The brokerage, which offers mutual funds from about 50 companies, now boasts that more than a quarter of its investors come from outside the bank, a respectable figure for any size bank.

"This is a tremedous amount of new money for a community bank to pull in," says Dave Nadig, senior consultant at Boston-based Cerulli Associates.

"What has brought us the most business and the most goodwill are educational seminars," Mr. Anderson says.

Yet First Busey keeps these seminars, two of which featured Morningstar editor Don Phillips, away from the product-specific hard sell and focuses instead on general information and advice.

This approach holds even for First Busey's print advertising, which promotes the experience and know-how of its staff. The ad has another advantage too. "People think banks do this business part-time with just one or two people, but we show that we have 11 people on staff."

The emphasis on expertise is especially appropriate considering that Urbana is also the home of the University of Illinois and a large number of learned, skeptical citizens.

Establishing its own brokerage subsidiary is another important part of Busey's success in mutual funds, though one it came to gradually after first offering financial planning services nine years ago.

While the bank had success with this service, its inadequacy became apparent when a husband and wife, both medical doctors, came to the bank looking for a financial plan to help them manage their combined $500,000 a year income.

When Busey's financial planner recommended mutual funds, the couple were ready to buy right then and there--except the bank did not offer mutual funds.

The couple left fuming over what they considered a waste of their time. The bank quickly corrected "putting the cart before the horse," as Mr. Anderson puts it, and expanded to a full-service investment line in 1986.

When the service evolved again five years later as an independent broker/dealer, Busey saw business double. Mr. Anderson says he thinks part of the reason is a shift in the way customers view banks as a source of mutual funds.

"When we said we are now our own broker/dealer, we showed we are serious about this," Mr. Anderson says.

Establishing a separate company to handle investment sales is step many banks, even large ones, often ignore, according to Mr. Nadig of Cerulli Associates.

"Community banks need to be focused on delivering a service to their customers rather than just a revenue-generating machine," he says, "and setting up a small but high-quality small brokerage operation is exactly the right thing to do."

Since the brokerage attracts such a large percentage of outside customers, Busey is also well-positioned to pitch other bank products, especially checking accounts.

"When customers buy and sell securities through us, it's more convenient for them to have an account here that can be debited and credited upon their approval," Mr. Anderson says.

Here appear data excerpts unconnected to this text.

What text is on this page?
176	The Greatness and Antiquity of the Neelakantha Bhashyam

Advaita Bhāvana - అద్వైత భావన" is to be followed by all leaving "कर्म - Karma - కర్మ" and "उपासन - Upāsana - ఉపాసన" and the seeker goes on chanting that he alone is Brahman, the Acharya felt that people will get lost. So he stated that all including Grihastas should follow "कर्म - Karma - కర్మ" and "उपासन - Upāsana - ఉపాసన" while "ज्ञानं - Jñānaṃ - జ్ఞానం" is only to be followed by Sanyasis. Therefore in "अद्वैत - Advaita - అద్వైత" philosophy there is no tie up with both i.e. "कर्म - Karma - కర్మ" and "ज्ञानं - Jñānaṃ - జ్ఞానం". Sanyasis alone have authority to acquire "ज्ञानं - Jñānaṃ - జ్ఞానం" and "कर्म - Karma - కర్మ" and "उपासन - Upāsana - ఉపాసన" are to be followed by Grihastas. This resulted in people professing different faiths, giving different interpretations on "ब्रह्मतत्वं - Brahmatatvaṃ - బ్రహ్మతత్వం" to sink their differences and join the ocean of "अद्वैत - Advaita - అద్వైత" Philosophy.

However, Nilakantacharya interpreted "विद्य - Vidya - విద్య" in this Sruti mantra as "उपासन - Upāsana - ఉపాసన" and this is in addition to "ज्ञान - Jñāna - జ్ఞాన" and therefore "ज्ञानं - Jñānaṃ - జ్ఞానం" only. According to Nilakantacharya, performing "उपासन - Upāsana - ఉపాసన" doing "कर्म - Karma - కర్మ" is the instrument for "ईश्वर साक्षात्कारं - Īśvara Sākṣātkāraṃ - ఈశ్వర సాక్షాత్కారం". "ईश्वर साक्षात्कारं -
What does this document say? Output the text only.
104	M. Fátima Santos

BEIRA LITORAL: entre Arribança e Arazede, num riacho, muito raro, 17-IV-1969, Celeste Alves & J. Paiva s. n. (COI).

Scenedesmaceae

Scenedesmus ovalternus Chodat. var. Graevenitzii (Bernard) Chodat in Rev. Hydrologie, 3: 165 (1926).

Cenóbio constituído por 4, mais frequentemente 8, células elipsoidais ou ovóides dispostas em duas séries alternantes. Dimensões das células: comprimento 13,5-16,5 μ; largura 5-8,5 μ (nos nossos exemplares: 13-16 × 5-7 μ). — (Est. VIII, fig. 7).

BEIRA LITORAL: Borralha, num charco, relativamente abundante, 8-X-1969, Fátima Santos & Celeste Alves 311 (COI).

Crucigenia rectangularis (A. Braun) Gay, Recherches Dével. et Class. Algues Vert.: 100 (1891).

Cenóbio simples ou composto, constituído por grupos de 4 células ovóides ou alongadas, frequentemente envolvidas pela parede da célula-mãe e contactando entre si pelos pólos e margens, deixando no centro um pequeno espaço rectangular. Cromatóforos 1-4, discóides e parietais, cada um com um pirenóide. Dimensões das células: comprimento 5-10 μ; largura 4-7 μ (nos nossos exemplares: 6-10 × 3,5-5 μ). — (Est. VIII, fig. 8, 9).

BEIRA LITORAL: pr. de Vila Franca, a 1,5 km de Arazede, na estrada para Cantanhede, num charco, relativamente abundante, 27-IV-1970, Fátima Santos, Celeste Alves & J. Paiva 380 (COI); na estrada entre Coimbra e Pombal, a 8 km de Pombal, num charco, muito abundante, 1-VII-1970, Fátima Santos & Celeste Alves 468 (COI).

Sometimes the bank adds an incentive. First Busey investors over age 50, for example, are encouraged to join the bank's Fortune 50 club, a special service for senior citizens that entitles members to 20% discounts on trades made with the brokerage subsidiary.

"What's critical is that we don't look at ourselves as purveyors of product or as mutual fund salespeople," Mr. Anderson says. "We look at ourselves as financial advisers."

Good customers relations are also what helped First Busey weather this year's market downturn, which Anderson says put business off about 3% to 4%.

Part of this was due to wise diversification, but also to reaching out to customers to explain declines in net asset value and re-emphasize the value of dollar cost averaging.

First Busey recognizes, however, that no amount of financial counseling adequately prepares customers for bond fund losses, which many consider loss-proof. Only 30% to 40% of First Busey's mutual fund sales are invested in bonds, and those are heavily diversified by maturity and type of bond.

Competition for mutual fund customers in Urbana consists largely of branches of large brokerages such as A.G. Edwards and Merrill Lynch and some local financial planning firms.

"Our competition is not coming from other banks," Mr. Anderson says. "Although we have Banc One and First of America, we've seen little activity at their local branches."

First Busey also has an edge due to its relationship with Stephens, Inc., a Little Rock, Ark., investment banking firm that Mr. Nadig calls "one of the best clearing agents serving the banking market."